I was half-insulted, that he would speak to a princess like that, but of course, the words he spoke ring true.
I truly am the lowest of the low.
I betrayed my sisters, my parents, my entire kingdom.
And for what?
A man who loves me not! One who wants me for nothing but to aid his fevered pursuit of my youngest sister!
I wish he was dead.
I spit the words at my mirror, but even as I say them, my heart twists away from the thought, and I know it is not true.
I still love him.
My heart is bound to his so that if he were to die, part of me would perish with him.
I wish I were dead.
Yes. That is better.
I could not hope for Avalon, after what utter evil I have brought about, but even to have my soul wander endlessly would be a welcome escape.
Anything to be rid of my desire for him.
Even now, He haunts me. His face floats in front of me as if someone has painted it upon my very eyes. I long for him even as I detest him.
For five hundred years I have loved him. Him. The one I could never have, my sister's betrothed, was the only one that made my heart sing.
Hot tears trickle from my eyes. What have I done? I have imprisoned my own father, hurt my lovely sisters. Sat and watched as they tortured my people.
All to make him find favor with me. All to make him kiss me, hold me, touch me, want me, love me, even smile the tiniest bit in my direction. For that, I would let my country die, let my home be destroyed.
I am in too deep now.
I would die if I dared to attempt escape from the Sorcerer King now.
My mind spits another word at me, and the torturous truth writes itself on my very walls, a cruel enchantment placed by the very man for whom I lost everything I loved. Coward. They say, for that is what I am.
I fear the Sorcerer king. For all I claim to desire oblivion, the mere thought of facing death terrifies me. The thought that it could be me in that swinging cage of poison makes my stomach twist into knots and my heart fill with ice. My memory of the bite of iron, having touched it but once, as a small child flying around the castle with my still new wings, is enough to stop any consideration I have of rebellion. I am a coward.
Gabriel Drake will never love me. But I will love him for all eternity. I will continue to be a trechla. I will continue to betray.
My sisters hate me.
My father hates me.
My kingdom hates me.
Even the wretched knights of Lyonesse hate me for what pain I have inflicted.
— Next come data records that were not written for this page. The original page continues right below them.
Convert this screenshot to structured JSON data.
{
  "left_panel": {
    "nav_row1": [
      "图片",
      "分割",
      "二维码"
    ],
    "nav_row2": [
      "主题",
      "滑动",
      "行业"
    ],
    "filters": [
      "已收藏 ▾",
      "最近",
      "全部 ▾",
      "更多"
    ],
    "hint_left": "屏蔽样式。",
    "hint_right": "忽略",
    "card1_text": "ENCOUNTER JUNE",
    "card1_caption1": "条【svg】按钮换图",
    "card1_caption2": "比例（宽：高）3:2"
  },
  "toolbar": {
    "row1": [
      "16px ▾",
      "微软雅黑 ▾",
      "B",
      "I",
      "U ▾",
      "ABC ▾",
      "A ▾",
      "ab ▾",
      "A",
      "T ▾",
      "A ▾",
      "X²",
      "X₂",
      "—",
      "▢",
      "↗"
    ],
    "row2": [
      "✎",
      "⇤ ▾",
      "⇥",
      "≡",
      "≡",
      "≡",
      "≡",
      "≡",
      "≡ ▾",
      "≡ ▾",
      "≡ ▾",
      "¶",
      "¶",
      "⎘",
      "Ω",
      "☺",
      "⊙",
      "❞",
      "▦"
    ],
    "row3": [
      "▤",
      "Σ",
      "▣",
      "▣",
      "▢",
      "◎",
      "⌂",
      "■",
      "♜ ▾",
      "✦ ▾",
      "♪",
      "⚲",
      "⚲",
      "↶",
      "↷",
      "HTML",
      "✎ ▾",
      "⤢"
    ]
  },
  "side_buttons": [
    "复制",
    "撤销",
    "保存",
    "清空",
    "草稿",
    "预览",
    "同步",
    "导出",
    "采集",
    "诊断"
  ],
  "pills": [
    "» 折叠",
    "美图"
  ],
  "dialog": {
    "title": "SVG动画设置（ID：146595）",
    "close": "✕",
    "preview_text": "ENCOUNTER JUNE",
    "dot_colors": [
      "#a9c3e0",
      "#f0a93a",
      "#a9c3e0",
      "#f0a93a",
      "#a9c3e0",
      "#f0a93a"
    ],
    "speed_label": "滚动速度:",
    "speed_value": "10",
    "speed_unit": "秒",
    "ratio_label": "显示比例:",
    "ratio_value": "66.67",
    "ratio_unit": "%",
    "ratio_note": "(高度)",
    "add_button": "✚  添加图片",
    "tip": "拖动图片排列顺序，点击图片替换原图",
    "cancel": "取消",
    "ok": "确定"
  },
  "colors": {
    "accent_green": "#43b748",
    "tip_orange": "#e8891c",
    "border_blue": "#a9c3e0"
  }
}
But no hate could match the one my heart, the utter loathing I have for myself. I am
Trechla.
Coward
Sneak
Murderer
Liar
Monster
I am a detestable creature.
And it is all for him. Him.
Even as I curse the very day he was born, if he were to smile at me, ask me to help him, I might kill even my own beloved sisters.
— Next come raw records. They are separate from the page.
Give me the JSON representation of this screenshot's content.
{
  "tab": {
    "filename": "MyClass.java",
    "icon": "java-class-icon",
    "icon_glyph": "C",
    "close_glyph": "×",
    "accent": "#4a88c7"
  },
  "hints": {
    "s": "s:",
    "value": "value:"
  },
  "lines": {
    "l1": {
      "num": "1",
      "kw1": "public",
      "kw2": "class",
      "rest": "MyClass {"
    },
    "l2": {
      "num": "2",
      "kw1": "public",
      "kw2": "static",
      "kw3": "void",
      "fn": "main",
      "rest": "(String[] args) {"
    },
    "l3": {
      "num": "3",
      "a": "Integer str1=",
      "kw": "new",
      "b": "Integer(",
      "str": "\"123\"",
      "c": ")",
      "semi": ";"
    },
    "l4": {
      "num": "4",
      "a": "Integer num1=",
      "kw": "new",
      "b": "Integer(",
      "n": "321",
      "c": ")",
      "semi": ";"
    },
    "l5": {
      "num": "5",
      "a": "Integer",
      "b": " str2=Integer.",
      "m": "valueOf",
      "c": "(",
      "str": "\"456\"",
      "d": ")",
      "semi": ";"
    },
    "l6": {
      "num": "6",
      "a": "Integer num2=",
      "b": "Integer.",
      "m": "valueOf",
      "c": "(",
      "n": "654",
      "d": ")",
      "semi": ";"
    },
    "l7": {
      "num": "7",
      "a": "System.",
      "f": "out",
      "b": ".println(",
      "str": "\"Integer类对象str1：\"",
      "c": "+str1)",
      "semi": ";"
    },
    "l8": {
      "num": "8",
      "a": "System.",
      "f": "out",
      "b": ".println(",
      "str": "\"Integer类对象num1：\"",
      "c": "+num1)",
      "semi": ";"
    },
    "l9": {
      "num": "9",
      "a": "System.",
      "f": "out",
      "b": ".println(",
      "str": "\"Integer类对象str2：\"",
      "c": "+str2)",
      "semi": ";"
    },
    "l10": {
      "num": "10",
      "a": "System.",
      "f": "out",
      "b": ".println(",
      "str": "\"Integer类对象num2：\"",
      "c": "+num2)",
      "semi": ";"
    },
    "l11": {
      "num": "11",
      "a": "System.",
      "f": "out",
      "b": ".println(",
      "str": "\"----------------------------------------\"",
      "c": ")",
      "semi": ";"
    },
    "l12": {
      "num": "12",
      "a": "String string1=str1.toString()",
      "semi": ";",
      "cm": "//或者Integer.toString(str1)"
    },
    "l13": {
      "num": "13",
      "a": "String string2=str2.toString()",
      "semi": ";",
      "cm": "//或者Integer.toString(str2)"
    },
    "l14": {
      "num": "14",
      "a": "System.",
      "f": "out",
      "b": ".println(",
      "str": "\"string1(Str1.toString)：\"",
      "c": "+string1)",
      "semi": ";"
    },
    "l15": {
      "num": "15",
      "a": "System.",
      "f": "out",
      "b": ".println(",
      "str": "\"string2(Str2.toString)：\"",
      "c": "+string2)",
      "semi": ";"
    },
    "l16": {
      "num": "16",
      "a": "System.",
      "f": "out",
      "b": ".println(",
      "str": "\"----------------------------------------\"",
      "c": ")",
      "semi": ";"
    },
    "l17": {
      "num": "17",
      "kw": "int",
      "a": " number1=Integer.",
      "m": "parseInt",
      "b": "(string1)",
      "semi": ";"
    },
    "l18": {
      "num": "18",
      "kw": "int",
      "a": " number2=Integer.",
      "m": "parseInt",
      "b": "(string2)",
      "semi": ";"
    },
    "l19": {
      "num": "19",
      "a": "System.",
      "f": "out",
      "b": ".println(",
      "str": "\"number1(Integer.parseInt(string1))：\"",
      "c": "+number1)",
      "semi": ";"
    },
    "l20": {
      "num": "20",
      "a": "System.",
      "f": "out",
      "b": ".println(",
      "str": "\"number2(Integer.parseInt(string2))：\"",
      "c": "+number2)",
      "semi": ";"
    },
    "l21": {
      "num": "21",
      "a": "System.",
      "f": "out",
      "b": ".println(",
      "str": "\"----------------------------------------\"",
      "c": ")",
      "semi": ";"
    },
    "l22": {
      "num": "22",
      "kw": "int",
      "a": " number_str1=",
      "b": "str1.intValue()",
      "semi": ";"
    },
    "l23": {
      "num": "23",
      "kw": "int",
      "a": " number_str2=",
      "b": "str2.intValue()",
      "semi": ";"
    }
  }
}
I go to my bed and curl in a ball, even as I uselessly attempt to force myself not to think of him, My heart wraps itself around his image. My mind taunts me with fantasies of running my hair through his fingers, of him whispering my name.
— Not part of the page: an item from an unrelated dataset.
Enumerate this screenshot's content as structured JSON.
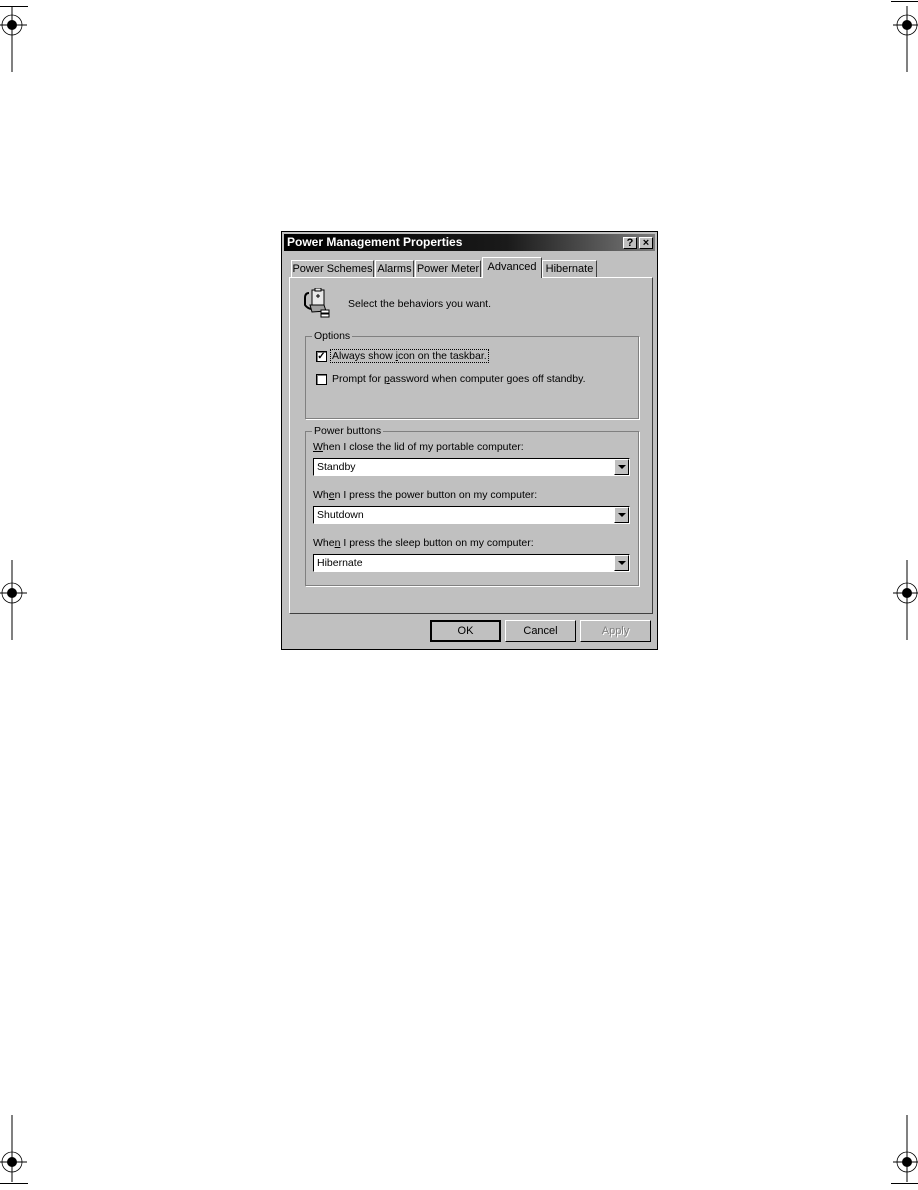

The memory of that fateful day, in the maze, when he had snuck away from the newly returned Tania, plays over and over in my mind. He beckoned me come to him, and I obliged, my legs moving almost of their own accord. His smile was seductive. I could not force myself to remain proper when I was with him that day. He whispered of my beauty, talked of how he loved it when I smiled. He moved closer to me, much closer then I knew he should have been. I knew I was betraying my most beloved sister, my best friend, but I was like a marionette- thoroughly in his control. He kissed me, and I kissed him back, pressing my body against his. His fingers trailed fire down my back, and I felt as though I was going to explode. He told me he loved me, and, fool that I was, I believed that, the blackest of lies. He asked me to help him, and I blindly said yes, hurting my sisters in the process. But I didn't care. He loved me. He was finally touching me.
After his failure, my father had him banished. I wept uncontrollably, not merely for his absence, as everyone thought, but because I knew I was doing the wrong thing, I knew I was turning against my sisters, against everything I loved.
By some miracle, my love escaped. I saw him come, by cover of darkness. I rushed to meet him, expecting him to instantaneously love me again. To sweep me in his strong arms and tell me he missed me, that I was all he had thought of since we had parted. Instead, he was furious. He would barely acknowledge me. Desperate to get back in his good favor, I freed the Sorcerer King from his amber prison. I had heard Gabriel say he wished for something to vanquish Oberon. That he would need a powerful being to take over the immortal realm so that eventually the rule of the kingdom would pass into the hands of Weir. So I went to the dungeon in dead of night, and freed the ultimate evil.
A decision I completely and utterly regret. It gnaws at me now, the regret, the guilt.
Trechla.
Traitor.
Coward.
Monster.
That's all I'll ever be.
I cry myself to sleep with the knowledge that I am utterly trapped.